I was a camera store manager, years back, before I joined the military. I liked it, and was proud to have achieved the lofty heights of retail management in my early 20's. It came too easily, though, and there was really no more upward progression. I got bored and started looking for a harder challenge.
That's when I heard the Army recruiting ad on the radio. I remember that moment with crystal clarity, even what I wore that day. I stopped dead in my tracks, finished listening to the commercial, and when it was over, I turned off the radio and picked up the phone. Two minutes later I had made an appointment at the recruiting center. I had no idea what I wanted to do in the Army, but I knew it would be a challenge, whatever it was.
That summer they sent me out for Basic Training. I had joined as a Reservist- a weekend warrior- and my employer allowed me to take a leave of absence to attend. I loved Basic. Yes, it was hard physically- I'm a petite woman, not a runner, and there's no double standards for PT (physical training.) Women have to do everything that men do. Makes sense- bullets on a battlefield are no respecter of gender, but it really made things interesting.
The largest part of Basic Training was the mental games, and I wasn't intimidated by those. My upbringing, my job and my own constitution make me efficient, good at time management and confident. I rocked at that stuff.
I came home from Basic Training with a fiery love of the military in my veins. It has a precision and straight-forwardness that is so lacking in civilian life. Can't motivate someone in the military? Well, there's push-ups, kitchen duty, sweeping the parade square, extra drill and any number of extremely motivational techniques that may be applied, most with excellent effect. Can't motivate a civilian employee? Well, you could try a nice motivational talk, or say "please", or maybe even "pretty please".
I served for the next year on weekends, realizing with every parade that this was where I was meant to be. When the summer was coming up and I was due for my next training course- another 8 weeks in Kingston- my employer said I couldn't have the time off. Unfazed, and prepared, I pushed an envelope with my resignation in it across the table at him. I knew where I needed to be.
A while later, I went Regular Force- all Army, all the time. I was posted across the country from my Vancouver home, but met new family in my new units. The Reg Force is even more hard-core than the Reserves (as to be expected) and I loved it. The erect posture, the marching, the drill, the shouting, the one prescribed right way to do everything, the rank structure, the directness of speech, the possibilities to improve myself and learn... this all appealed enormously. Still does. And, as unusual as this is for a Canadian, I was - am- extremely proud to serve my country.
Today I was talking with some senior NCO's, and I voiced my rather strong opinion of a situation. One of them, a hard-core ex-Infanteer, laughed and called me "a good Army girl" 'cause I don't sugar-coat anything. I cherished this compliment, but at the same time, it makes me thoughtful.

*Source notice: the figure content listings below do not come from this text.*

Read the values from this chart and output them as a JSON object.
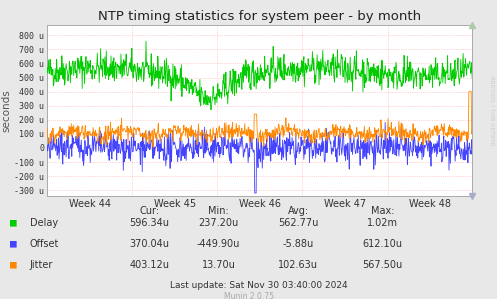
{
  "title": "NTP timing statistics for system peer - by month",
  "ylabel": "seconds",
  "background_color": "#e8e8e8",
  "plot_bg_color": "#ffffff",
  "grid_color": "#ffaaaa",
  "yticks": [
    -300,
    -200,
    -100,
    0,
    100,
    200,
    300,
    400,
    500,
    600,
    700,
    800
  ],
  "ytick_labels": [
    "-300 u",
    "-200 u",
    "-100 u",
    "0",
    "100 u",
    "200 u",
    "300 u",
    "400 u",
    "500 u",
    "600 u",
    "700 u",
    "800 u"
  ],
  "ylim": [
    -340,
    870
  ],
  "delay_color": "#00cc00",
  "offset_color": "#4444ff",
  "jitter_color": "#ff8800",
  "legend_items": [
    "Delay",
    "Offset",
    "Jitter"
  ],
  "legend_colors": [
    "#00cc00",
    "#4444ff",
    "#ff8800"
  ],
  "stats": {
    "headers": [
      "Cur:",
      "Min:",
      "Avg:",
      "Max:"
    ],
    "delay": [
      "596.34u",
      "237.20u",
      "562.77u",
      "1.02m"
    ],
    "offset": [
      "370.04u",
      "-449.90u",
      "-5.88u",
      "612.10u"
    ],
    "jitter": [
      "403.12u",
      "13.70u",
      "102.63u",
      "567.50u"
    ]
  },
  "last_update": "Last update: Sat Nov 30 03:40:00 2024",
  "munin_version": "Munin 2.0.75",
  "rrdtool_label": "RRDTOOL / TOBI OETIKER",
  "num_points": 900
}
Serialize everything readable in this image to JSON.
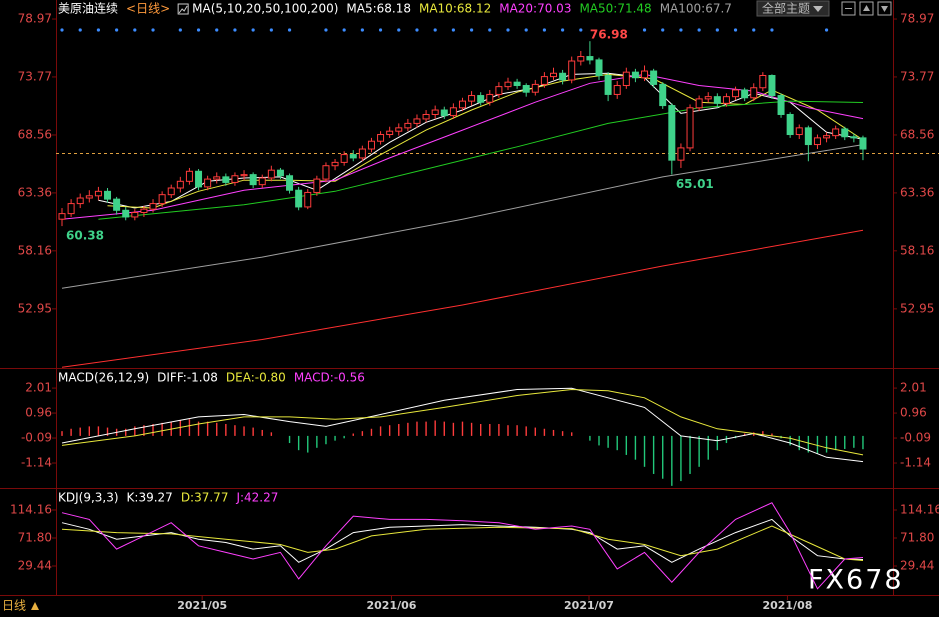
{
  "header": {
    "symbol": "美原油连续",
    "period": "<日线>",
    "theme_button": "全部主题"
  },
  "footer": {
    "period_button": "日线"
  },
  "watermark": "FX678",
  "chart_data": [
    {
      "type": "candlestick",
      "indicator": "MA(5,10,20,50,100,200)",
      "xlim": [
        -0.66,
        91.3
      ],
      "ylim": [
        47.64,
        79.78
      ],
      "yticks": [
        52.95,
        58.16,
        63.36,
        68.56,
        73.77,
        78.97
      ],
      "up_color": "#ff3c3c",
      "down_color": "#3fd28a",
      "ohlc": [
        [
          61.0,
          62.0,
          60.38,
          61.5
        ],
        [
          61.5,
          62.8,
          61.2,
          62.4
        ],
        [
          62.4,
          63.3,
          62.0,
          62.9
        ],
        [
          62.9,
          63.6,
          62.5,
          63.1
        ],
        [
          63.1,
          63.9,
          62.7,
          63.5
        ],
        [
          63.5,
          63.8,
          62.5,
          62.8
        ],
        [
          62.8,
          63.0,
          61.4,
          61.8
        ],
        [
          61.8,
          62.1,
          60.9,
          61.2
        ],
        [
          61.2,
          61.9,
          60.9,
          61.6
        ],
        [
          61.6,
          62.2,
          61.2,
          61.9
        ],
        [
          61.9,
          62.8,
          61.6,
          62.4
        ],
        [
          62.4,
          63.5,
          62.1,
          63.2
        ],
        [
          63.2,
          64.1,
          62.9,
          63.8
        ],
        [
          63.8,
          64.8,
          63.4,
          64.4
        ],
        [
          64.4,
          65.6,
          64.1,
          65.3
        ],
        [
          65.3,
          65.5,
          63.6,
          63.9
        ],
        [
          63.9,
          64.9,
          63.6,
          64.6
        ],
        [
          64.6,
          65.2,
          64.2,
          64.8
        ],
        [
          64.8,
          65.1,
          64.0,
          64.3
        ],
        [
          64.3,
          65.2,
          64.0,
          64.9
        ],
        [
          64.9,
          65.4,
          64.5,
          65.0
        ],
        [
          65.0,
          65.2,
          63.8,
          64.1
        ],
        [
          64.1,
          65.0,
          63.8,
          64.7
        ],
        [
          64.7,
          65.8,
          64.4,
          65.4
        ],
        [
          65.4,
          65.6,
          64.6,
          64.9
        ],
        [
          64.9,
          65.1,
          63.3,
          63.6
        ],
        [
          63.6,
          63.9,
          61.8,
          62.1
        ],
        [
          62.1,
          63.7,
          61.9,
          63.4
        ],
        [
          63.4,
          64.9,
          63.1,
          64.6
        ],
        [
          64.6,
          66.1,
          64.3,
          65.8
        ],
        [
          65.8,
          66.4,
          65.4,
          66.1
        ],
        [
          66.1,
          67.1,
          65.8,
          66.8
        ],
        [
          66.8,
          67.2,
          66.2,
          66.5
        ],
        [
          66.5,
          67.6,
          66.2,
          67.3
        ],
        [
          67.3,
          68.3,
          67.0,
          68.0
        ],
        [
          68.0,
          68.9,
          67.7,
          68.6
        ],
        [
          68.6,
          69.3,
          68.3,
          68.9
        ],
        [
          68.9,
          69.6,
          68.5,
          69.2
        ],
        [
          69.2,
          70.0,
          68.9,
          69.6
        ],
        [
          69.6,
          70.4,
          69.2,
          70.0
        ],
        [
          70.0,
          70.8,
          69.7,
          70.4
        ],
        [
          70.4,
          71.2,
          70.0,
          70.8
        ],
        [
          70.8,
          71.1,
          70.0,
          70.3
        ],
        [
          70.3,
          71.4,
          70.0,
          71.0
        ],
        [
          71.0,
          71.9,
          70.7,
          71.6
        ],
        [
          71.6,
          72.5,
          71.2,
          72.1
        ],
        [
          72.1,
          72.4,
          71.2,
          71.5
        ],
        [
          71.5,
          72.6,
          71.2,
          72.2
        ],
        [
          72.2,
          73.3,
          71.9,
          72.9
        ],
        [
          72.9,
          73.7,
          72.6,
          73.3
        ],
        [
          73.3,
          73.6,
          72.7,
          73.0
        ],
        [
          73.0,
          73.2,
          72.0,
          72.4
        ],
        [
          72.4,
          73.5,
          72.1,
          73.1
        ],
        [
          73.1,
          74.2,
          72.8,
          73.8
        ],
        [
          73.8,
          74.6,
          73.5,
          74.1
        ],
        [
          74.1,
          74.4,
          73.1,
          73.5
        ],
        [
          73.5,
          75.6,
          73.2,
          75.2
        ],
        [
          75.2,
          76.1,
          74.8,
          75.6
        ],
        [
          75.6,
          76.98,
          74.9,
          75.3
        ],
        [
          75.3,
          75.5,
          73.5,
          73.9
        ],
        [
          73.9,
          74.2,
          71.6,
          72.2
        ],
        [
          72.2,
          73.4,
          71.8,
          73.0
        ],
        [
          73.0,
          74.6,
          72.7,
          74.2
        ],
        [
          74.2,
          74.5,
          73.3,
          73.7
        ],
        [
          73.7,
          74.8,
          73.4,
          74.3
        ],
        [
          74.3,
          74.5,
          72.8,
          73.1
        ],
        [
          73.1,
          73.3,
          70.9,
          71.2
        ],
        [
          71.2,
          71.4,
          65.01,
          66.3
        ],
        [
          66.3,
          67.8,
          65.6,
          67.4
        ],
        [
          67.4,
          71.3,
          67.1,
          71.0
        ],
        [
          71.0,
          72.1,
          70.7,
          71.8
        ],
        [
          71.8,
          72.4,
          71.5,
          72.0
        ],
        [
          72.0,
          72.3,
          71.0,
          71.4
        ],
        [
          71.4,
          72.3,
          71.1,
          72.0
        ],
        [
          72.0,
          72.9,
          71.7,
          72.6
        ],
        [
          72.6,
          72.8,
          71.6,
          71.9
        ],
        [
          71.9,
          73.2,
          71.6,
          72.8
        ],
        [
          72.8,
          74.2,
          72.5,
          73.9
        ],
        [
          73.9,
          74.0,
          71.8,
          72.1
        ],
        [
          72.1,
          72.3,
          70.1,
          70.4
        ],
        [
          70.4,
          70.6,
          68.3,
          68.6
        ],
        [
          68.6,
          69.5,
          68.2,
          69.2
        ],
        [
          69.2,
          69.4,
          66.2,
          67.7
        ],
        [
          67.7,
          68.6,
          67.3,
          68.3
        ],
        [
          68.3,
          68.8,
          67.9,
          68.5
        ],
        [
          68.5,
          69.4,
          68.2,
          69.1
        ],
        [
          69.1,
          69.3,
          68.1,
          68.4
        ],
        [
          68.4,
          68.7,
          67.9,
          68.3
        ],
        [
          68.3,
          68.5,
          66.3,
          67.3
        ]
      ],
      "price_line": {
        "value": 66.9,
        "color": "#e0a040"
      },
      "annotations": [
        {
          "x": 58,
          "value": 76.98,
          "color": "#ff4848"
        },
        {
          "x": 67,
          "value": 65.01,
          "color": "#3fd28a"
        },
        {
          "x": 0,
          "value": 60.38,
          "color": "#3fd28a"
        }
      ],
      "markers": {
        "color": "#3c8cff",
        "x": [
          0,
          2,
          4,
          6,
          8,
          10,
          13,
          15,
          17,
          19,
          21,
          23,
          25,
          29,
          31,
          33,
          35,
          37,
          39,
          41,
          43,
          45,
          47,
          49,
          51,
          53,
          55,
          57,
          64,
          66,
          68,
          70,
          72,
          74,
          76,
          78,
          84
        ]
      },
      "series": [
        {
          "name": "MA5:68.18",
          "color": "#ffffff",
          "x": [
            4,
            8,
            12,
            16,
            20,
            24,
            28,
            32,
            36,
            40,
            44,
            48,
            52,
            56,
            60,
            64,
            68,
            72,
            76,
            80,
            84,
            88
          ],
          "values": [
            62.7,
            62.0,
            62.6,
            64.4,
            64.7,
            64.8,
            63.6,
            65.7,
            67.9,
            69.7,
            70.8,
            72.2,
            72.8,
            74.0,
            74.1,
            73.7,
            70.5,
            71.0,
            72.3,
            71.5,
            68.8,
            68.18
          ]
        },
        {
          "name": "MA10:68.12",
          "color": "#e8e83c",
          "x": [
            5,
            10,
            15,
            20,
            25,
            30,
            35,
            40,
            45,
            50,
            55,
            60,
            65,
            70,
            75,
            78,
            83,
            88
          ],
          "values": [
            62.2,
            62.0,
            63.5,
            64.5,
            64.5,
            64.4,
            66.8,
            69.0,
            70.8,
            72.4,
            73.4,
            74.0,
            73.6,
            71.5,
            71.3,
            72.6,
            70.8,
            68.12
          ]
        },
        {
          "name": "MA20:70.03",
          "color": "#ff40ff",
          "x": [
            0,
            10,
            20,
            30,
            36,
            44,
            52,
            58,
            64,
            70,
            76,
            82,
            88
          ],
          "values": [
            61.0,
            61.8,
            63.6,
            64.5,
            66.5,
            69.0,
            71.5,
            73.2,
            74.0,
            73.0,
            72.5,
            71.0,
            70.03
          ]
        },
        {
          "name": "MA50:71.48",
          "color": "#22cc22",
          "x": [
            4,
            20,
            30,
            40,
            50,
            60,
            70,
            80,
            88
          ],
          "values": [
            61.0,
            62.3,
            63.5,
            65.5,
            67.5,
            69.6,
            71.0,
            71.6,
            71.48
          ]
        },
        {
          "name": "MA100:67.7",
          "color": "#a0a0a0",
          "x": [
            0,
            22,
            44,
            66,
            88
          ],
          "values": [
            54.8,
            57.6,
            61.0,
            64.8,
            67.7
          ]
        },
        {
          "color": "#ff3030",
          "x": [
            0,
            22,
            44,
            66,
            88
          ],
          "values": [
            47.7,
            50.2,
            53.3,
            56.8,
            60.0
          ]
        }
      ]
    },
    {
      "type": "macd",
      "indicator": "MACD(26,12,9)",
      "ylim": [
        -2.19,
        2.77
      ],
      "yticks": [
        -1.14,
        -0.09,
        0.96,
        2.01
      ],
      "up_color": "#ff3c3c",
      "down_color": "#22c87a",
      "series": [
        {
          "name": "DIFF:-1.08",
          "color": "#ffffff",
          "x": [
            0,
            8,
            15,
            20,
            25,
            29,
            35,
            42,
            50,
            56,
            60,
            64,
            68,
            72,
            76,
            80,
            84,
            88
          ],
          "values": [
            -0.3,
            0.3,
            0.8,
            0.9,
            0.6,
            0.4,
            0.9,
            1.5,
            1.95,
            2.0,
            1.6,
            1.2,
            0.0,
            -0.2,
            0.1,
            -0.3,
            -0.9,
            -1.08
          ]
        },
        {
          "name": "DEA:-0.80",
          "color": "#e8e83c",
          "x": [
            0,
            8,
            15,
            20,
            25,
            30,
            35,
            42,
            50,
            56,
            60,
            64,
            68,
            72,
            76,
            80,
            84,
            88
          ],
          "values": [
            -0.4,
            0.0,
            0.5,
            0.8,
            0.8,
            0.7,
            0.8,
            1.2,
            1.7,
            1.95,
            1.9,
            1.6,
            0.8,
            0.3,
            0.1,
            -0.1,
            -0.5,
            -0.8
          ]
        },
        {
          "name": "MACD:-0.56",
          "color": "#ff40ff",
          "kind": "histogram",
          "values": [
            0.2,
            0.3,
            0.35,
            0.4,
            0.4,
            0.35,
            0.3,
            0.3,
            0.4,
            0.45,
            0.5,
            0.55,
            0.6,
            0.65,
            0.7,
            0.6,
            0.6,
            0.55,
            0.5,
            0.45,
            0.4,
            0.35,
            0.25,
            0.15,
            0.0,
            -0.3,
            -0.6,
            -0.7,
            -0.5,
            -0.35,
            -0.2,
            -0.1,
            0.1,
            0.2,
            0.3,
            0.4,
            0.45,
            0.5,
            0.55,
            0.6,
            0.6,
            0.65,
            0.6,
            0.55,
            0.6,
            0.55,
            0.5,
            0.5,
            0.5,
            0.45,
            0.45,
            0.4,
            0.35,
            0.3,
            0.25,
            0.2,
            0.15,
            0.0,
            -0.2,
            -0.4,
            -0.5,
            -0.6,
            -0.8,
            -1.0,
            -1.3,
            -1.6,
            -1.8,
            -2.1,
            -1.9,
            -1.6,
            -1.3,
            -1.0,
            -0.6,
            -0.3,
            -0.1,
            0.1,
            0.15,
            0.2,
            0.1,
            -0.1,
            -0.4,
            -0.6,
            -0.7,
            -0.75,
            -0.7,
            -0.6,
            -0.55,
            -0.5,
            -0.56
          ]
        }
      ]
    },
    {
      "type": "kdj",
      "indicator": "KDJ(9,3,3)",
      "ylim": [
        -14.4,
        144.4
      ],
      "yticks": [
        29.44,
        {
          "value": 71.8,
          "label": "71.80"
        },
        114.16
      ],
      "xticks": [
        {
          "value": 15.4,
          "label": "2021/05"
        },
        {
          "value": 36.2,
          "label": "2021/06"
        },
        {
          "value": 57.9,
          "label": "2021/07"
        },
        {
          "value": 79.7,
          "label": "2021/08"
        }
      ],
      "series": [
        {
          "name": "K:39.27",
          "color": "#ffffff",
          "x": [
            0,
            3,
            6,
            9,
            12,
            15,
            18,
            21,
            24,
            26,
            29,
            32,
            36,
            40,
            44,
            48,
            52,
            56,
            58,
            61,
            64,
            67,
            70,
            74,
            78,
            80,
            83,
            86,
            88
          ],
          "values": [
            95,
            85,
            70,
            75,
            80,
            70,
            65,
            55,
            60,
            35,
            55,
            80,
            88,
            90,
            92,
            90,
            88,
            85,
            80,
            55,
            60,
            35,
            55,
            80,
            100,
            75,
            45,
            40,
            39.27
          ]
        },
        {
          "name": "D:37.77",
          "color": "#e8e83c",
          "x": [
            0,
            6,
            12,
            18,
            24,
            27,
            30,
            34,
            40,
            48,
            56,
            60,
            64,
            68,
            72,
            78,
            82,
            86,
            88
          ],
          "values": [
            85,
            80,
            78,
            70,
            62,
            50,
            55,
            75,
            85,
            88,
            86,
            70,
            62,
            45,
            55,
            90,
            65,
            40,
            37.77
          ]
        },
        {
          "name": "J:42.27",
          "color": "#ff40ff",
          "x": [
            0,
            3,
            6,
            9,
            12,
            15,
            18,
            21,
            24,
            26,
            29,
            32,
            36,
            40,
            44,
            48,
            52,
            56,
            58,
            61,
            64,
            67,
            70,
            74,
            78,
            80,
            83,
            86,
            88
          ],
          "values": [
            110,
            100,
            55,
            75,
            95,
            60,
            50,
            40,
            50,
            10,
            60,
            105,
            100,
            100,
            98,
            95,
            85,
            90,
            85,
            25,
            50,
            5,
            50,
            100,
            125,
            80,
            -5,
            40,
            42.27
          ]
        }
      ]
    }
  ]
}
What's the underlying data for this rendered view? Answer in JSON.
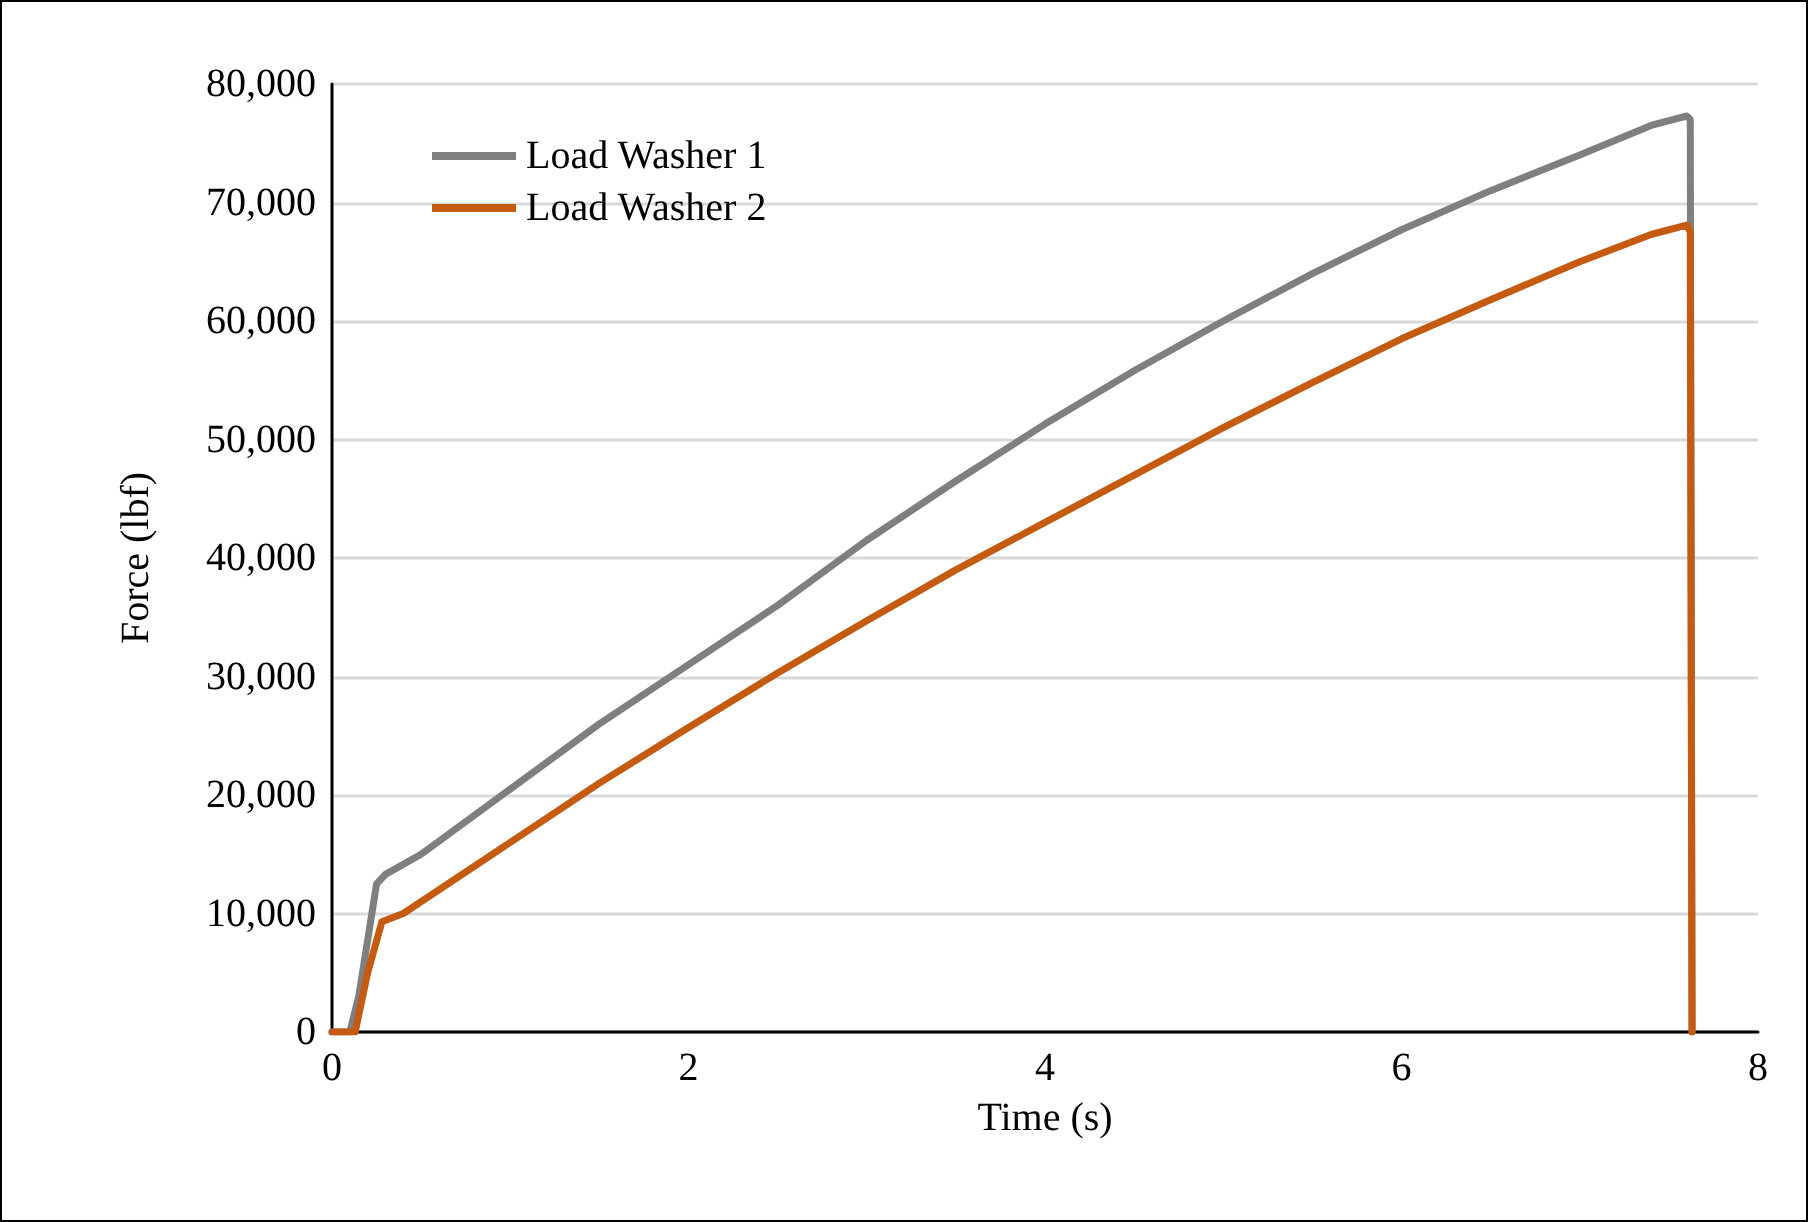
{
  "chart_data": {
    "type": "line",
    "xlabel": "Time (s)",
    "ylabel": "Force (lbf)",
    "xlim": [
      0,
      8
    ],
    "xticks": [
      0,
      2,
      4,
      6,
      8
    ],
    "ylim": [
      0,
      80000
    ],
    "yticks": [
      {
        "value": 0,
        "label": "0"
      },
      {
        "value": 10000,
        "label": "10,000"
      },
      {
        "value": 20000,
        "label": "20,000"
      },
      {
        "value": 30000,
        "label": "30,000"
      },
      {
        "value": 40000,
        "label": "40,000"
      },
      {
        "value": 50000,
        "label": "50,000"
      },
      {
        "value": 60000,
        "label": "60,000"
      },
      {
        "value": 70000,
        "label": "70,000"
      },
      {
        "value": 80000,
        "label": "80,000"
      }
    ],
    "grid": "y",
    "legend": "top left",
    "marker": "none",
    "line_style": "solid",
    "series": [
      {
        "name": "Load Washer 1",
        "color": "#7f7f7f",
        "x": [
          0,
          0.1,
          0.15,
          0.25,
          0.3,
          0.5,
          1,
          1.5,
          2,
          2.5,
          3,
          3.5,
          4,
          4.5,
          5,
          5.5,
          6,
          6.5,
          7,
          7.4,
          7.6,
          7.62,
          7.63
        ],
        "values": [
          0,
          0,
          3000,
          12500,
          13300,
          15000,
          20500,
          26000,
          31000,
          36000,
          41500,
          46500,
          51300,
          55800,
          60000,
          64000,
          67700,
          71000,
          74000,
          76500,
          77300,
          77000,
          0
        ]
      },
      {
        "name": "Load Washer 2",
        "color": "#c55a11",
        "x": [
          0,
          0.13,
          0.2,
          0.28,
          0.4,
          1,
          1.5,
          2,
          2.5,
          3,
          3.5,
          4,
          4.5,
          5,
          5.5,
          6,
          6.5,
          7,
          7.4,
          7.6,
          7.62,
          7.63
        ],
        "values": [
          0,
          0,
          5000,
          9300,
          10000,
          16000,
          21000,
          25700,
          30300,
          34700,
          39000,
          43000,
          47000,
          51000,
          54800,
          58500,
          61800,
          65000,
          67300,
          68100,
          67500,
          0
        ]
      }
    ]
  }
}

I'm Army. I think I was pretty much made to be Army, and I don't think I'll ever really change. My already forceful personality was molded in ways I can't and don't want to undo. My penchant for neatness and tidiness has been honed to a fine point by kit inspections. My chiropractor says that I have "Army neck" from years of marching with chin up and shoulders straight.
And yet- within a few short months and after 14 years of service, I will be Army no more.
I'm not at all sure how a crusty, slightly damaged, sharp-tongued, model of efficiency, Army battle-axe like myself is going to do in the world as a civilian. I don't know what exactly will happen when you take the Army girl out of the Army. What will I have to be outrageously proud of, when I no longer play such a role? Who will I be, without that core part of my being?